De Reagan à Trump

09:15, 17/06/2026, mercredi • Rédaction de Nouvelle Aube - Yeni Şafak Français français
De Reagan à Trump

Dans son édition du 13 août 1982, le New York Times publiait un article très important sur l’état des relations entre les États-Unis et Israël à cette époque. Selon l’article signé Bernard Weinraub, une grave crise opposait le président américain Ronald Reagan au Premier ministre israélien Menahem Begin.

Furieux face aux bombardements lancés par Israël sur la partie ouest de Beyrouth, le président Reagan avait tenté pendant une heure entière de joindre Begin par téléphone, sans parvenir à l’atteindre. Entre-temps, Reagan s’était entretenu avec le roi Fahd d’Arabie saoudite, avant de réussir finalement à avoir une conversation téléphonique de dix minutes avec Begin. Au cours de cet échange, qui s’était déroulé dans une atmosphère très tendue, Reagan avait exprimé de manière assez ferme et claire son malaise face aux dernières attaques israéliennes, soulignant que cette agressivité sapait le processus de paix. Les détails rapportés par le New York Times laissaient aussi clairement entendre qu’ils avaient été
"fuités"
directement depuis la Maison-Blanche.

Le bras de fer Reagan-Begin


Cet épisode n’était pas la première crise entre le président Reagan et le Premier ministre Begin. En 1980, lorsque Israël proclama Jérusalem
"capitale éternelle"
, la Maison-Blanche s’opposa à ce fait accompli. Reagan se contenta même d’une réponse évasive à Begin, qui l’invitait à se rendre dans "la capitale d’Israël, Jérusalem", en lui disant qu’il pourrait
"visiter Israël à l’occasion".
Menahem Begin, qui avait derrière lui une longue carrière de terrorisme depuis la fin des années 1930, posa à l’administration américaine tous les problèmes possibles, depuis son arrivée au poste de Premier ministre en 1977, après avoir obtenu le plus haut score de l’histoire d’Israël, jusqu’à sa démission à l’automne 1983, sous l’effet de la dépression dans laquelle l’avait plongé la mort de son épouse Aliza, lorsqu’il déclara : "Je ne peux plus continuer."

Lorsque le président Reagan présenta à l’opinion publique internationale, le 1er septembre 1982, le plan de paix pour le Moyen-Orient qui porterait ensuite son nom, il ne fallut même pas 48 heures pour que le cabinet Begin le rejette à l’unanimité.

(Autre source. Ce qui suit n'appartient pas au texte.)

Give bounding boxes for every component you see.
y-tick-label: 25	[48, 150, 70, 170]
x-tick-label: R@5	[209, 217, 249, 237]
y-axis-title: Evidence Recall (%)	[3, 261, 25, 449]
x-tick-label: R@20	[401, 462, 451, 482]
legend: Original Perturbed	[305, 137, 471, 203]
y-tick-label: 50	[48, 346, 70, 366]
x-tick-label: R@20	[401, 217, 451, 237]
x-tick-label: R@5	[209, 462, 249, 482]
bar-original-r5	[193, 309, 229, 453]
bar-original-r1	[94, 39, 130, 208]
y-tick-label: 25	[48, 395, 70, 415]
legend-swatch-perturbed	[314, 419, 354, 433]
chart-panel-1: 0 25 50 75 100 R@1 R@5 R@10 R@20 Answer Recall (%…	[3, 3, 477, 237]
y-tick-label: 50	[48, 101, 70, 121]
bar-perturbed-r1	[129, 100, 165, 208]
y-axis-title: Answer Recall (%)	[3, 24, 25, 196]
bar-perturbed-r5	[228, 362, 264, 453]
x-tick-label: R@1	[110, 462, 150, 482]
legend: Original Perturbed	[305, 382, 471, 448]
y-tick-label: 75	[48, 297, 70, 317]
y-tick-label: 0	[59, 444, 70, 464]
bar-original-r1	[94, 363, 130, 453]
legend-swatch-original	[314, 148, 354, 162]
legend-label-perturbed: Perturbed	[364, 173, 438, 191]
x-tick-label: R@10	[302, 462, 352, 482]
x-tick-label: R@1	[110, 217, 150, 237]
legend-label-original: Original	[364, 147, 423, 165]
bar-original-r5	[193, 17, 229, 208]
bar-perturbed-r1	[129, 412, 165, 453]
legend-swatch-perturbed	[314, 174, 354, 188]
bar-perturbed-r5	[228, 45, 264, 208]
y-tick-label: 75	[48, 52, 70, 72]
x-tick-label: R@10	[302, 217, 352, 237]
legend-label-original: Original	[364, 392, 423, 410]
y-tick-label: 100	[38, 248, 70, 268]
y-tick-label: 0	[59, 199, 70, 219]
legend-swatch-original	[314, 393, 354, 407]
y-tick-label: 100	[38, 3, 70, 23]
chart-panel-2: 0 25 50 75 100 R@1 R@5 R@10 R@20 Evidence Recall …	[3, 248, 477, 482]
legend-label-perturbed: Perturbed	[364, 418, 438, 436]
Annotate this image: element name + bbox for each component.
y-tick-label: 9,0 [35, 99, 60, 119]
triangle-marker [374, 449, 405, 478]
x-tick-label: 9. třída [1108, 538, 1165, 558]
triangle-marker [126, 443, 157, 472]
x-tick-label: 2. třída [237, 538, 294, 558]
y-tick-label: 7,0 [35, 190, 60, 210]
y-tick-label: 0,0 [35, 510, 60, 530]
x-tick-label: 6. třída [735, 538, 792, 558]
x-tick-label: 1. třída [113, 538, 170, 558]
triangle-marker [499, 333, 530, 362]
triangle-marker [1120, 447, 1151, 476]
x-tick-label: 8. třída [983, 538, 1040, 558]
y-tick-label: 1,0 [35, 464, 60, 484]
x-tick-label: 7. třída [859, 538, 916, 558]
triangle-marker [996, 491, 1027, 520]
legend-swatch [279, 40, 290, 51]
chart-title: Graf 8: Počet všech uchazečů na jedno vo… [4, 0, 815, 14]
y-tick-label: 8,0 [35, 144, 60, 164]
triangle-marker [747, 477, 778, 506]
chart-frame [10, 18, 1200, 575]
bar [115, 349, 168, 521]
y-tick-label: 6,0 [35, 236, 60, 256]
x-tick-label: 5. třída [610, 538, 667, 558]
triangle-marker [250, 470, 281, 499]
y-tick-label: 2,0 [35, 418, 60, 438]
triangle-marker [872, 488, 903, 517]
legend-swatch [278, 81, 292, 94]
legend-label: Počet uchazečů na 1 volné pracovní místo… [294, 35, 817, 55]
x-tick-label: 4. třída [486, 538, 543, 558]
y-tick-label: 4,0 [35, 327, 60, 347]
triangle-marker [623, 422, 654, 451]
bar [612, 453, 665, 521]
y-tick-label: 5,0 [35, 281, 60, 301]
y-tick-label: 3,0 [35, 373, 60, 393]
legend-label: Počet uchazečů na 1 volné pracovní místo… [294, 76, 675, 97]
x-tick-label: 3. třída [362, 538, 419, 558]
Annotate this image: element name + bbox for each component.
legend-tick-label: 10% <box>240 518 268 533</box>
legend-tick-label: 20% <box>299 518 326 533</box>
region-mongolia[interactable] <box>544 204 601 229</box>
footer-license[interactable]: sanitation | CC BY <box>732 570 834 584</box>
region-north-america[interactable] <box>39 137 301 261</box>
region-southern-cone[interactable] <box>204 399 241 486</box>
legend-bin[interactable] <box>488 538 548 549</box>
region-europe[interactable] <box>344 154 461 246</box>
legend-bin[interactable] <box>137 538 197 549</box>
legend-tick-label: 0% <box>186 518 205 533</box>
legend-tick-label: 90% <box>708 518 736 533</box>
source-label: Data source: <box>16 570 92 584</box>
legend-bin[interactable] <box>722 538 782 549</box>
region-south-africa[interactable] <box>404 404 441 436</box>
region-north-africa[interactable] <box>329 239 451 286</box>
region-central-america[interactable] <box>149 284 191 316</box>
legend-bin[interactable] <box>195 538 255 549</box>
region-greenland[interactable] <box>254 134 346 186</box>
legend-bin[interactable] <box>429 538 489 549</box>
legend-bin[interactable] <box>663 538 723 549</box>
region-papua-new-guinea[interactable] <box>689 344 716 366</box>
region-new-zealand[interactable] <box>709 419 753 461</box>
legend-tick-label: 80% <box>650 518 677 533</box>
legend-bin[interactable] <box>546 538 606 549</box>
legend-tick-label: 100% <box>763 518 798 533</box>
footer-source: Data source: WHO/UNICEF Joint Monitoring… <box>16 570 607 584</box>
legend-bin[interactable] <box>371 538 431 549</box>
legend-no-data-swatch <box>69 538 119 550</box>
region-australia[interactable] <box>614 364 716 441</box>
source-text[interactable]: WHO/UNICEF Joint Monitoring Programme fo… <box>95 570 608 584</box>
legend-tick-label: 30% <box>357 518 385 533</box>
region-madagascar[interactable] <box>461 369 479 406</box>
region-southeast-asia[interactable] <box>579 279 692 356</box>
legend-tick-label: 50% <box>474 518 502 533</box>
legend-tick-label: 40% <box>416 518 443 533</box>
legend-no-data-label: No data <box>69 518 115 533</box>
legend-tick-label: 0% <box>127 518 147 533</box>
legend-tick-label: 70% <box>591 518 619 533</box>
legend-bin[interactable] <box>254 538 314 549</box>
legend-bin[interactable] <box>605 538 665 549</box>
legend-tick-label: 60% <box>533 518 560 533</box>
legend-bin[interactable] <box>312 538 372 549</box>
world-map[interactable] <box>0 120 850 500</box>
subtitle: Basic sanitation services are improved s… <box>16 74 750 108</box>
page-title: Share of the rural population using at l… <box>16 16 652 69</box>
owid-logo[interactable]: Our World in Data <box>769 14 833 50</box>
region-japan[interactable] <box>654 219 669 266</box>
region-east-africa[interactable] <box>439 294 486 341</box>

La contre-déclaration venue d’Israël était remplie d’accusations et de mises en cause graves visant Reagan. Le plus intéressant, c’est que le plan de Reagan contenait de nombreux détails destinés à garantir, à long terme, la présence et la sécurité d’Israël au Moyen-Orient. Mais Begin, parce qu’il refusait de penser de manière raisonnable et rationnelle, choisit de faire de Reagan une cible. Dans le même temps, plusieurs proches collaborateurs de Begin commencèrent également à faire des déclarations à la presse contre Reagan. Le vice-Premier ministre David Levy, le ministre de la Défense Ariel Sharon et le ministre de l’Intérieur Yosef Burg figuraient parmi les principaux noms concernés. À tout cela s’ajouta, le 6 septembre, une lettre personnelle envoyée par Begin à Reagan, dans laquelle il critiquait les désignations géographiques telles que "Cisjordanie" employées dans les déclarations officielles américaines, en rappelant leurs équivalents en hébreu. Deux jours plus tard, dans une nouvelle déclaration à la presse israélienne, Begin accusa l’administration de la Maison-Blanche de chercher à renverser le gouvernement israélien, lançant :


Nos amis américains doivent savoir qu’Israël n’est pas le Chili, et que je ne suis pas Allende !


Netanyahu, héritier politique de Begin


Ces jours-ci, dans le cadre des relations entre les États-Unis et Israël, nous assistons à une étrange répétition de l’histoire. À la Maison-Blanche se trouve Donald Trump, qui s’est retrouvé par hasard dans le fauteuil présidentiel, tout comme Ronald Reagan, célèbre acteur ayant joué dans 53 films avant d’entrer en politique. En Israël, les commandes sont entre les mains de Benyamin Netanyahu, héritier politique et disciple de Menahem Begin. Les crises entre Trump et Netanyahu, qui se reflètent parfois ouvertement dans la presse, ressemblent presque trait pour trait aux tensions Reagan-Begin. À une différence près : Trump n’a aucun filtre verbal, et ces tensions s’accompagnent aussi d’insultes grossières.


Au moment où l’accord de cessez-le-feu conclu avec l’Iran est annoncé au monde, l’impasse dans laquelle Trump se trouve entraîné est édifiante : il ne peut même pas savourer la fin de la guerre dans laquelle il s’est engagé sous l’effet du fait accompli imposé par la partie israélienne. Car au terme de cette guerre lancée avec le rêve d’un changement de régime, le régime iranien s’est encore renforcé ; les manifestations de rue ont laissé place à des démonstrations de soutien au pouvoir des mollahs. Les alliés des États-Unis dans le monde arabe se sont retrouvés entièrement exposés et sans défense.
L’Arabie saoudite, dont on disait encore récemment qu’elle allait signer un accord de paix avec Israël, a tourné le dos à Tel-Aviv et resserré les rangs avec la Türkiye et le Pakistan. Dans ce contexte, le bouton a été pressé pour relancer le chemin de fer du Hedjaz.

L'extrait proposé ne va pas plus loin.